Trottinette électrique : pourquoi le casque devient obligatoire
L'usage des engins de déplacement personnel motorisés s'est massivement développé ces dernières années, transformant la mobilité urbaine. Cette évolution s'accompagne d'un lourd tribut sanitaire, poussant les autorités à durcir la réglementation routière. Les nouvelles obligations visent directement à protéger l'intégrité physique des usagers face à un trafic toujours plus dense.
Quelles sont les nouvelles obligations ?
À partir du 7 août 2026, Paris et les départements de la petite couronne imposent de nouvelles règles de sécurité strictes. L'obligation de porter un casque et un vêtement rétro-réfléchissant s'applique de jour comme de nuit, y compris sur les pistes cyclables protégées. Les contrevenants s'exposent à des sanctions financières lourdes. Le non-port du casque est passible d'une amende de 135 euros, un montant supérieur au prix moyen d'un casque homologué CE. L'absence d'équipement réfléchissant est sanctionnée par une amende de 35 euros.
Pourquoi durcir les règles de sécurité ?
Ces mesures interviennent en réponse à une explosion des drames sur la route. En 2025, environ 1 100 utilisateurs d'engins motorisés ont été grièvement blessés, enregistrant une hausse de 33 % en un an. La mortalité suit cette tendance, avec près de 80 décès recensés au niveau national, contre 45 l'année précédente.
La vulnérabilité des usagers, dépourvus de carrosserie et difficilement visibles à une vitesse de 25 km/h, justifie cette action. Une étude hospitalière révèle que ces accidents surviennent majoritairement lors des trajets quotidiens domicile-travail, écartant l'idée d'un usage purement récréatif.

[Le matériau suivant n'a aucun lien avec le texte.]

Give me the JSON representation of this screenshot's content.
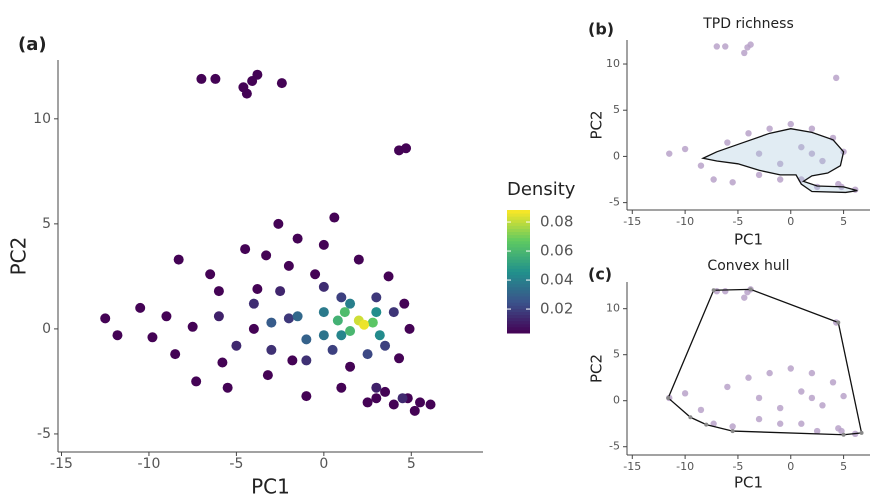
{
  "chart_data": [
    {
      "type": "scatter",
      "panel_label": "(a)",
      "xlabel": "PC1",
      "ylabel": "PC2",
      "xlim": [
        -15.2,
        9.1
      ],
      "ylim": [
        -5.86,
        12.8
      ],
      "xticks": [
        -15,
        -10,
        -5,
        0,
        5
      ],
      "yticks": [
        -5,
        0,
        5,
        10
      ],
      "x": [
        -7,
        -6.2,
        -4.6,
        -4.4,
        -3.8,
        -4.1,
        -2.4,
        4.3,
        4.7,
        0.6,
        -2.6,
        -1.5,
        -3.3,
        -6.5,
        -8.3,
        -12.5,
        -11.8,
        -10.5,
        -9.8,
        -8.5,
        -7.3,
        -5.5,
        -3.2,
        -1,
        1,
        2.5,
        4.8,
        6.1,
        5.2,
        3.5,
        -6,
        -4.5,
        -2,
        0,
        2,
        3.7,
        4.6,
        4.9,
        4.3,
        -9,
        -7.5,
        -5.8,
        -3.8,
        -0.5,
        1.5,
        -1.8,
        -4,
        3,
        4,
        5.5,
        -6,
        -5,
        -4,
        -3,
        -2.5,
        -1,
        -2,
        0,
        1,
        3,
        4,
        3.5,
        0.5,
        2.5,
        3,
        4.5,
        -3,
        -1.5,
        -1,
        0,
        0,
        1,
        1.5,
        3,
        3.2,
        0.8,
        1.2,
        2.8,
        1.5,
        2,
        2.3
      ],
      "y": [
        11.9,
        11.9,
        11.5,
        11.2,
        12.1,
        11.8,
        11.7,
        8.5,
        8.6,
        5.3,
        5,
        4.3,
        3.5,
        2.6,
        3.3,
        0.5,
        -0.3,
        1,
        -0.4,
        -1.2,
        -2.5,
        -2.8,
        -2.2,
        -3.2,
        -2.8,
        -3.5,
        -3.3,
        -3.6,
        -3.9,
        -3,
        1.8,
        3.8,
        3,
        4,
        3.3,
        2.5,
        1.2,
        0,
        -1.4,
        0.6,
        0.1,
        -1.6,
        1.9,
        2.6,
        -1.8,
        -1.5,
        0,
        -3.3,
        -3.6,
        -3.5,
        0.6,
        -0.8,
        1.2,
        -1,
        1.8,
        -1.5,
        0.5,
        2,
        1.5,
        1.5,
        0.8,
        -0.8,
        -1,
        -1.2,
        -2.8,
        -3.3,
        0.3,
        0.6,
        -0.5,
        0.8,
        -0.3,
        -0.3,
        1.2,
        0.8,
        -0.3,
        0.4,
        0.8,
        0.3,
        -0.1,
        0.4,
        0.2
      ],
      "density": [
        0.004,
        0.004,
        0.004,
        0.004,
        0.004,
        0.004,
        0.004,
        0.004,
        0.004,
        0.004,
        0.004,
        0.004,
        0.004,
        0.004,
        0.004,
        0.004,
        0.004,
        0.004,
        0.004,
        0.004,
        0.004,
        0.004,
        0.004,
        0.004,
        0.004,
        0.004,
        0.004,
        0.004,
        0.004,
        0.004,
        0.004,
        0.004,
        0.004,
        0.004,
        0.004,
        0.004,
        0.004,
        0.004,
        0.004,
        0.004,
        0.004,
        0.004,
        0.004,
        0.004,
        0.004,
        0.004,
        0.004,
        0.004,
        0.004,
        0.004,
        0.012,
        0.014,
        0.015,
        0.016,
        0.013,
        0.016,
        0.018,
        0.015,
        0.02,
        0.018,
        0.017,
        0.02,
        0.02,
        0.022,
        0.012,
        0.014,
        0.028,
        0.032,
        0.03,
        0.038,
        0.036,
        0.042,
        0.04,
        0.045,
        0.044,
        0.058,
        0.062,
        0.066,
        0.06,
        0.082,
        0.086
      ],
      "colormap": [
        "#440154",
        "#3b528b",
        "#21918c",
        "#5ec962",
        "#fde725"
      ],
      "clim": [
        0.0035,
        0.0883
      ],
      "cticks": [
        0.02,
        0.04,
        0.06,
        0.08
      ],
      "colorbar_title": "Density"
    },
    {
      "type": "scatter",
      "panel_label": "(b)",
      "title": "TPD richness",
      "xlabel": "PC1",
      "ylabel": "PC2",
      "xlim": [
        -15.5,
        7.5
      ],
      "ylim": [
        -5.8,
        12.6
      ],
      "xticks": [
        -15,
        -10,
        -5,
        0,
        5
      ],
      "yticks": [
        -5,
        0,
        5,
        10
      ],
      "x": [
        -7,
        -6.2,
        -4.4,
        -3.8,
        -4.1,
        4.3,
        -11.5,
        -10,
        -8.5,
        -7.3,
        -5.5,
        -3,
        -1,
        1,
        2.5,
        4.8,
        6.1,
        -6,
        -4,
        -2,
        0,
        2,
        4,
        5,
        -3,
        -1,
        1,
        2,
        3,
        4.5
      ],
      "y": [
        11.9,
        11.9,
        11.2,
        12.1,
        11.8,
        8.5,
        0.3,
        0.8,
        -1,
        -2.5,
        -2.8,
        -2,
        -2.5,
        -2.5,
        -3.3,
        -3.3,
        -3.6,
        1.5,
        2.5,
        3,
        3.5,
        3,
        2,
        0.5,
        0.3,
        -0.8,
        1,
        0.3,
        -0.5,
        -3
      ],
      "color": "#b9a2c9",
      "outline": {
        "x": [
          -8.3,
          -7,
          -4.5,
          -2,
          0,
          2,
          4,
          5,
          4.7,
          3.5,
          2,
          1.2,
          2.5,
          5,
          6.3,
          5.2,
          2,
          1,
          0.5,
          -1,
          -3,
          -5,
          -7
        ],
        "y": [
          -0.2,
          0.5,
          1.5,
          2.5,
          3,
          2.6,
          1.8,
          0.5,
          -1,
          -1.8,
          -2.1,
          -2.7,
          -3.2,
          -3.3,
          -3.7,
          -3.9,
          -3.8,
          -3,
          -2,
          -2,
          -1.5,
          -0.8,
          -0.5
        ]
      }
    },
    {
      "type": "scatter",
      "panel_label": "(c)",
      "title": "Convex hull",
      "xlabel": "PC1",
      "ylabel": "PC2",
      "xlim": [
        -15.5,
        7.5
      ],
      "ylim": [
        -5.9,
        12.9
      ],
      "xticks": [
        -15,
        -10,
        -5,
        0,
        5
      ],
      "yticks": [
        -5,
        0,
        5,
        10
      ],
      "x": [
        -7,
        -6.2,
        -4.4,
        -3.8,
        -4.1,
        4.3,
        -11.5,
        -10,
        -8.5,
        -7.3,
        -5.5,
        -3,
        -1,
        1,
        2.5,
        4.8,
        6.1,
        -6,
        -4,
        -2,
        0,
        2,
        4,
        5,
        -3,
        -1,
        1,
        2,
        3,
        4.5
      ],
      "y": [
        11.9,
        11.9,
        11.2,
        12.1,
        11.8,
        8.5,
        0.3,
        0.8,
        -1,
        -2.5,
        -2.8,
        -2,
        -2.5,
        -2.5,
        -3.3,
        -3.3,
        -3.6,
        1.5,
        2.5,
        3,
        3.5,
        3,
        2,
        0.5,
        0.3,
        -0.8,
        1,
        0.3,
        -0.5,
        -3
      ],
      "color": "#b9a2c9",
      "outline": {
        "x": [
          -11.6,
          -9.5,
          -8,
          -5.5,
          5,
          6.7,
          4.5,
          -3.8,
          -7.3
        ],
        "y": [
          0.3,
          -1.8,
          -2.6,
          -3.3,
          -3.7,
          -3.5,
          8.5,
          12.1,
          12
        ]
      }
    }
  ]
}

Comment le casque protège des lésions cérébrales ?
L'enjeu de santé publique reste l'argument principal des autorités. Les services de réanimation constatent que les lésions traumatiques en trottinette égalent en gravité celles des accidents de moto. Actuellement, 32 % des blessures recensées sont des traumatismes crâniens, incluant des commotions cérébrales, des fractures du crâne et des hématomes sous-duraux.
Le casque réduit de manière prouvée les risques de séquelles neurologiques définitives en absorbant l'énergie du choc. Consultez immédiatement les urgences en cas de traumatisme crânien, même en l'absence de symptômes visibles.
Quelles autres règles pour ces engins ?
Outre ces nouveaux équipements, la conduite d'une trottinette électrique reste encadrée par des normes établies. Les engins non motorisés échappent à ces contraintes et restent assimilés aux piétons. Pour les modèles électriques, plusieurs règles régissent leur utilisation :
- Âge minimum : la conduite est interdite aux mineurs de moins de 14 ans.
- Passagers et trottoirs : le transport d'une seconde personne et la circulation sur les trottoirs constituent des infractions.
- Appareils : l'usage d'écouteurs ou d'un téléphone en main reste interdit.
- Équipements obligatoires : la présence d'un avertisseur sonore, de freins fonctionnels et de feux avant/arrière est exigée.
- Assurance : la souscription à une responsabilité civile spécifique est indispensable pour rouler.
Au-delà de l’amende, casque correctement attaché et visibilité renforcée réduisent la vulnérabilité du conducteur. Ils ne dispensent toutefois pas de respecter les pistes autorisées, la limite de 25 km/h et l’interdiction du téléphone ou des écouteurs. En cas de chute, un casque ayant subi un choc important doit être remplacé, même s’il semble intact.